Every so often, there's a technology that's so compelling in what it might do that I add companies that produce it to a watch list. One such company for me was American Superconductor (NASDAQ:AMSC).

Back in 2001, the future of superconductors was dawning. High temperature superconductors (HTS) were going to provide ways to stabilize the power grid (fixing a real problem) and produce small but highly efficient industrial electric motors (a key way to reduce electrical demand). The hope was that American Superconductor would be producing products and be profitable in 2004. Guess what? Profitability didn't happen.

But American Superconductor reported third-quarter results today that were, relatively speaking, super. Revenue increased 89% from the year-ago third quarter to a record $23.2 million, and the net loss decreased from $6.5 million to $2.5 million. Obviously, the trends are headed in the right direction, and none other than General Electric (NYSE:GE) is helping the company sell its power grid reliability products and, more importantly, get them financed.

The outlook is promising, too. The order backlog sits at $36.9 million. The debt-free company has $45.5 million in cash and equivalents. On the other hand, it barely raised full-year revenue targets, from $55 to $60 million to $58 to $61 million, but it said the anticipated net loss will be $16 to $18 million, a healthy betterment of the earlier forecast of $20 to $23 million.

Enhancing the promise is the company's move to accelerate the commercialization of its second-generation (2G) wire that can be produced for two to five times less than the current technology. And the company is confident: "We also believe, based on our evaluations of competing 2G HTS wire manufacturing methodologies, that our commercial 2G HTS wire will have higher electrical performance at lower manufacturing costs than any competing approach."

The competition includes smaller corporations like profitable IntermagneticsGeneral (NASDAQ:IMGC) and giants like Hitachi (NYSE:HIT).

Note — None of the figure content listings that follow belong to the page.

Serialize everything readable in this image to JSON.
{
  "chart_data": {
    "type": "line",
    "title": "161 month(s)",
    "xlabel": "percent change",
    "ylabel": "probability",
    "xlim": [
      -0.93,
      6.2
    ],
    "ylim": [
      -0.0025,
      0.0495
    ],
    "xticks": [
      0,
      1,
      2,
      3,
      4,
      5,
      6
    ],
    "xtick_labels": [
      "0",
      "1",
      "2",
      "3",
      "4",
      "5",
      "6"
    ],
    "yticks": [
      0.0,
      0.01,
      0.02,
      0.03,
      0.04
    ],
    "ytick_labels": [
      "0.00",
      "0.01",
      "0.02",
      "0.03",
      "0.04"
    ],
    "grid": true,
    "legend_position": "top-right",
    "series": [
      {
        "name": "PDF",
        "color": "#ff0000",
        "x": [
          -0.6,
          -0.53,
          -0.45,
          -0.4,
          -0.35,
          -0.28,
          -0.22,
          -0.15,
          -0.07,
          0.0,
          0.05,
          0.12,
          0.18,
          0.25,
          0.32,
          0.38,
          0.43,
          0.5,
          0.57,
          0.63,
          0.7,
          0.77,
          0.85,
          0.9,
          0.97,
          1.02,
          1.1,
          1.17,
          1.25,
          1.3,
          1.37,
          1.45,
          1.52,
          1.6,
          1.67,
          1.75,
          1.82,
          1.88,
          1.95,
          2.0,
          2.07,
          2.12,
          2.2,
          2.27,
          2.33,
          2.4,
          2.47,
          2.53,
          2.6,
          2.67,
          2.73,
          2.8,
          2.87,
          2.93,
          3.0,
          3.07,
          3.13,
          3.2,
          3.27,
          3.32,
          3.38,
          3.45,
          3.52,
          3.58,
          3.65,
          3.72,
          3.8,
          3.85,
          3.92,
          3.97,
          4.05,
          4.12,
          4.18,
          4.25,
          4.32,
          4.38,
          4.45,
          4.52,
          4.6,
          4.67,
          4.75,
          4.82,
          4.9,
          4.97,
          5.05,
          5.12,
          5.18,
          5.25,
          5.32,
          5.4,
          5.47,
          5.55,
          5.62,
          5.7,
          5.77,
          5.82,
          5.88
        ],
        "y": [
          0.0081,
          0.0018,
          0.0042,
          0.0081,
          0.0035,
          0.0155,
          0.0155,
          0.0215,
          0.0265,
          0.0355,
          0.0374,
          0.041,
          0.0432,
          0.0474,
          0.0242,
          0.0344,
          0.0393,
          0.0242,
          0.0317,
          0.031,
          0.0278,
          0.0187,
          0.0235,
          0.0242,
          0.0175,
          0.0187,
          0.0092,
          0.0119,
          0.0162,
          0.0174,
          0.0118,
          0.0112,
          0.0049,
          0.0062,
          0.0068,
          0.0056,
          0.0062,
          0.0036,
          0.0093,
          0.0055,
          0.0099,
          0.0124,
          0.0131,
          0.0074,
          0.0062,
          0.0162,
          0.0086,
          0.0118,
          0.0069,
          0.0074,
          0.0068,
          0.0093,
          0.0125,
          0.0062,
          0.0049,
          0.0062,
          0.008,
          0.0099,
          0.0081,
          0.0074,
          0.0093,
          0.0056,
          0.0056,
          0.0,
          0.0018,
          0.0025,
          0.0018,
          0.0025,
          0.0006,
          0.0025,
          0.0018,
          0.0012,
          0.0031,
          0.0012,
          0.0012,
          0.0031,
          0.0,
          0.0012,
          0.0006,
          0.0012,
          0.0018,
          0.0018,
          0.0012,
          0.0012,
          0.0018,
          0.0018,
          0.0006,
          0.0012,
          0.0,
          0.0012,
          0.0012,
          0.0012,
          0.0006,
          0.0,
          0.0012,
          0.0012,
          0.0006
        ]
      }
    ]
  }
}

Although the company recently filed to sell 4 million new shares, its share base is still quite small at 27.8 million shares. Investors may want to wait and see how 2G wire is accepted and whether the company can move motor products into commercialization. But for those who've been waiting for superconducting to move from the lab to commercialization, that move looks to have finally gotten under way. And American Superconductor finally looks to be within sight of its long-awaited profitability milestone.